Nicola Caboto – Hey Caboto (Autoproduzione)

Nicola Caboto è cantautore da peripezie squinternate in grado, con la sua anima blues, di entrarti nelle vene al suono di un rock ‘n’ roll impresso nel tempo, ma proiettato ai giorni nostri in sodalizi che vanno a braccetto con una scrittura che si fa carico di una vita quotidiana capace di parlare con parole semplici e testi cangianti di una realtà quasi ai margini dove i continui traslochi sono fonte di ispirazione per canzoni che saltano di pari passo, in modo quasi strampalato, da un pianerottolo ad un altro alla ricerca di un proprio posto nel mondo dove poter abitare. Nicola Caboto al disco d’esordio strappa un sorriso in faccia a chi lo ascolta e riesce nell’intento di creare quel senso di intimità profonda che abbiamo con le piccole cose di ogni giorno, quello che un po’ riusciva a fare il Dente degli inizi, ovviamente in chiave più soft, per un disco, questo, che attraversa la nostra realtà e proprio dentro a quella realtà si sedimenta cercando radici comuni in intenti preziosi da saper cogliere e assaporare. Tra chitarre e tastiere il nostro ne esce vincitore, in cerca di un posto dove vivere si, ma pur sempre vincitore.

Sixtynine – Denti (XXXV)

Canzoni che parlano della nostra quotidianità cantate in italiano e ricche di pathos emozionale capace di sconfinare oltre la canzonetta pop sanremese e accentrando testi puntuali al racconto dei giorni che avanzano intrecciando sapientemente usi e stili diversi per otto canzoni che non mirano ad essere entità a se stante, ma piuttosto sono brani in grado di ricercare una loro strada da seguire per completarsi e raggiungere obiettivi di comunione d’intenti che convincono sin dalle prime battute grazie a quella Mi sveglio che fa da apripista acustica a forme corali di passione che riesce a raggiungere l’energia sperata in pezzi simbolo come Seropram, passando per Ruggine dove è presente la collaborazione con i The Winstons: Dell’Era al basso e alla voce e Enrico Gabrielli ai synth fino a quella Dentro che racchiude speranze e dona profondità al significato totale di un disco capace di affrontare canzoni che non si sciolgono facilmente al sole, pezzi di noi che portano con sé la solitudine in divenire e il desiderio di cambiare oltre ogni cosa.

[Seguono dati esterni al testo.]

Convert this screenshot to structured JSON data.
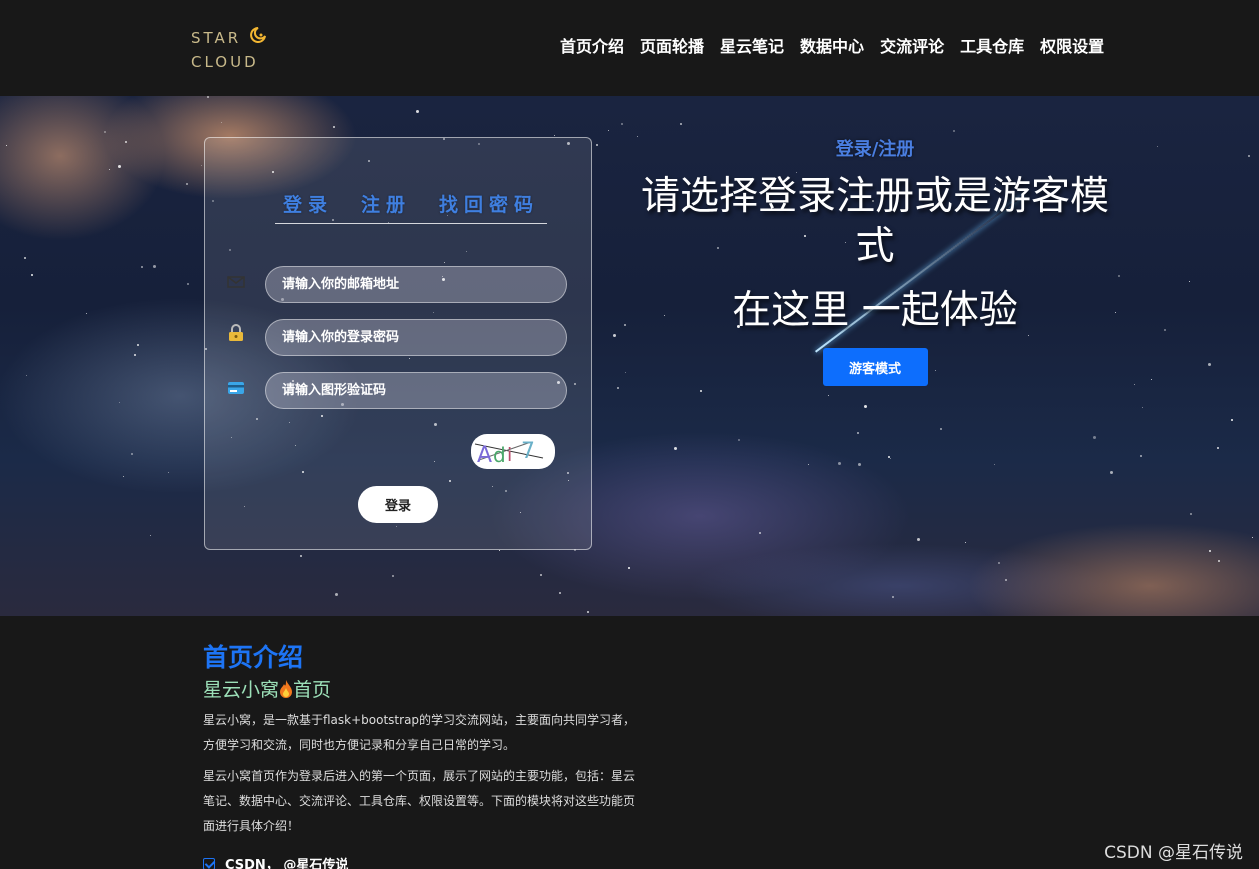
{
  "header": {
    "logo_line1": "STAR",
    "logo_line2": "CLOUD",
    "nav": [
      "首页介绍",
      "页面轮播",
      "星云笔记",
      "数据中心",
      "交流评论",
      "工具仓库",
      "权限设置"
    ]
  },
  "login": {
    "tabs": [
      "登录",
      "注册",
      "找回密码"
    ],
    "email_placeholder": "请输入你的邮箱地址",
    "password_placeholder": "请输入你的登录密码",
    "captcha_placeholder": "请输入图形验证码",
    "captcha_text": "Adi7",
    "submit_label": "登录"
  },
  "hero": {
    "kicker": "登录/注册",
    "title": "请选择登录注册或是游客模式",
    "subtitle": "在这里 一起体验",
    "guest_button": "游客模式"
  },
  "intro": {
    "heading": "首页介绍",
    "subheading_a": "星云小窝",
    "subheading_b": "首页",
    "paragraph1": "星云小窝，是一款基于flask+bootstrap的学习交流网站，主要面向共同学习者，方便学习和交流，同时也方便记录和分享自己日常的学习。",
    "paragraph2": "星云小窝首页作为登录后进入的第一个页面，展示了网站的主要功能，包括：星云笔记、数据中心、交流评论、工具仓库、权限设置等。下面的模块将对这些功能页面进行具体介绍！",
    "list_item": "CSDN，  @星石传说"
  },
  "watermark": "CSDN @星石传说",
  "colors": {
    "accent": "#0d6efd",
    "heading_blue": "#1d74f5",
    "subheading_green": "#9ce0b8",
    "tab_blue": "#3f7fe0",
    "logo_gold": "#c8b98a"
  },
  "icons": [
    "moon-icon",
    "mail-icon",
    "lock-icon",
    "card-icon",
    "flame-icon",
    "check-icon"
  ]
}
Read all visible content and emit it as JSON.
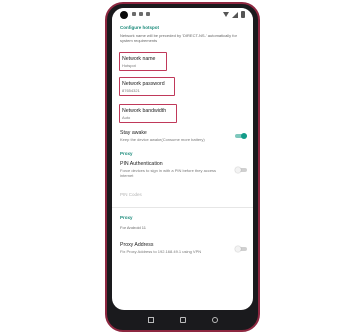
{
  "configure": {
    "section_label": "Configure hotspot",
    "description": "Network name will be preceded by 'DIRECT-NS-' automatically for system requirements"
  },
  "network_name": {
    "label": "Network name",
    "value": "Hotspot"
  },
  "network_password": {
    "label": "Network password",
    "value": "87654321"
  },
  "network_bandwidth": {
    "label": "Network bandwidth",
    "value": "Auto"
  },
  "stay_awake": {
    "label": "Stay awake",
    "description": "Keep the device awake(Consume more battery)",
    "enabled": true
  },
  "proxy_section_1": {
    "label": "Proxy"
  },
  "pin_auth": {
    "label": "PIN Authentication",
    "description": "Force devices to sign in with a PIN before they access internet",
    "enabled": false
  },
  "pin_codes": {
    "label": "PIN Codes"
  },
  "proxy_section_2": {
    "label": "Proxy",
    "note": "For Android 11"
  },
  "proxy_address": {
    "label": "Proxy Address",
    "description": "Fix Proxy Address to 192.168.49.1 using VPN",
    "enabled": false
  },
  "colors": {
    "accent": "#129c89",
    "highlight": "#c0395a",
    "phone_frame": "#8d2740"
  }
}
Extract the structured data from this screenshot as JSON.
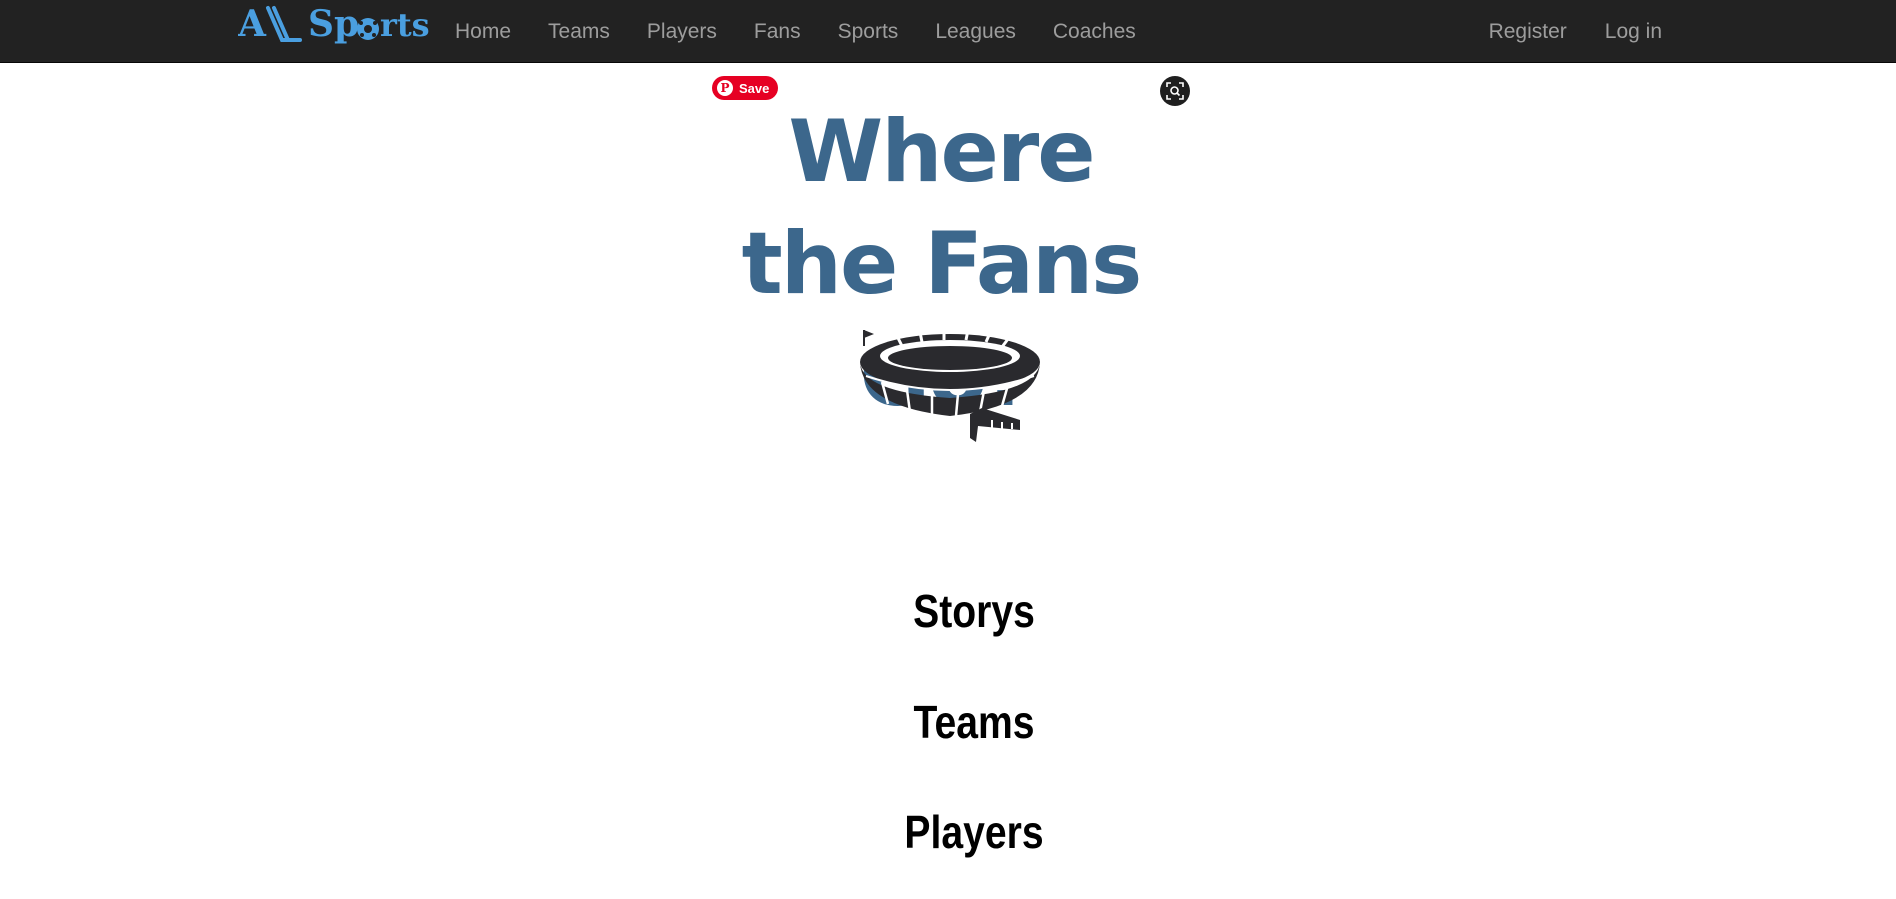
{
  "navbar": {
    "brand": "All Sports",
    "left_links": [
      "Home",
      "Teams",
      "Players",
      "Fans",
      "Sports",
      "Leagues",
      "Coaches"
    ],
    "right_links": [
      "Register",
      "Log in"
    ]
  },
  "hero": {
    "title": "Where the Fans Go!",
    "pinterest_save_label": "Save",
    "brand_color": "#3c678c"
  },
  "sections": [
    "Storys",
    "Teams",
    "Players"
  ],
  "colors": {
    "navbar_bg": "#222222",
    "nav_link": "#9d9d9d",
    "brand": "#4a9fe0",
    "pinterest": "#e60023"
  }
}
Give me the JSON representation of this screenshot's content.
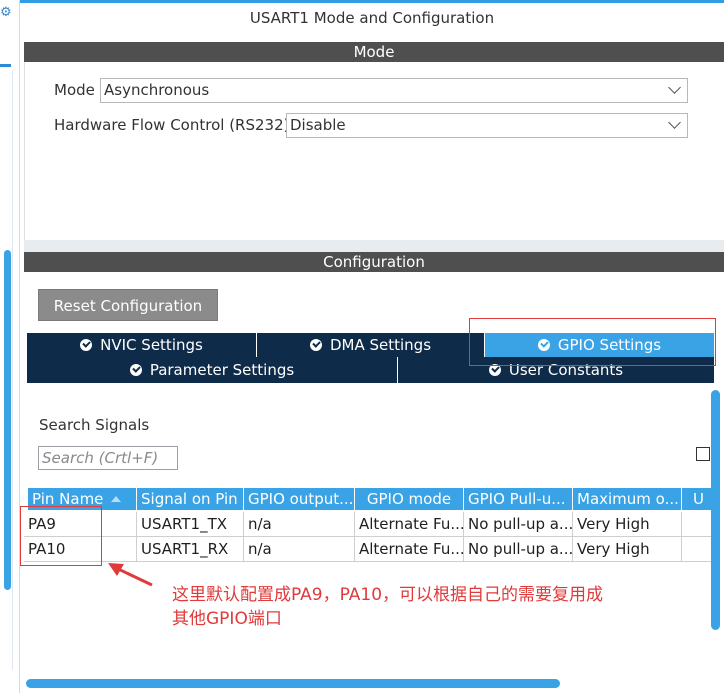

Diane Peters/Andrea Ponzoni – cafeAmaro (Autoproduzione)

L’ideale di fondo nel creare costante scambio e intreccio di informazioni per una musica alta e raffinata, strumentale e disincantata capace di proiettarsi nei nostri giorni e nel contempo rituale perpetuato con contrappunti jazz che inglobano stratificazioni elettroniche al suono dell’avanguardia disinvolta e accolta attraversando le esigenze di un’arpa nell’uscire allo scoperto per pro creare musica di altissima qualità, un suono originale da lounge bar notturno dove gli intrecci di amori perduti si raffrontano con il presente e si abbandonano inspirando la solitudine come fosse un quadro di Hopper e un’apertura necessaria a pezzi che creano strutture leggere attraverso l’utilizzo di strumenti in divenire come la viola, il violino, il flauto, la tromba per un suono sperimentale che riesce a cullare nelle ore più buie della notte.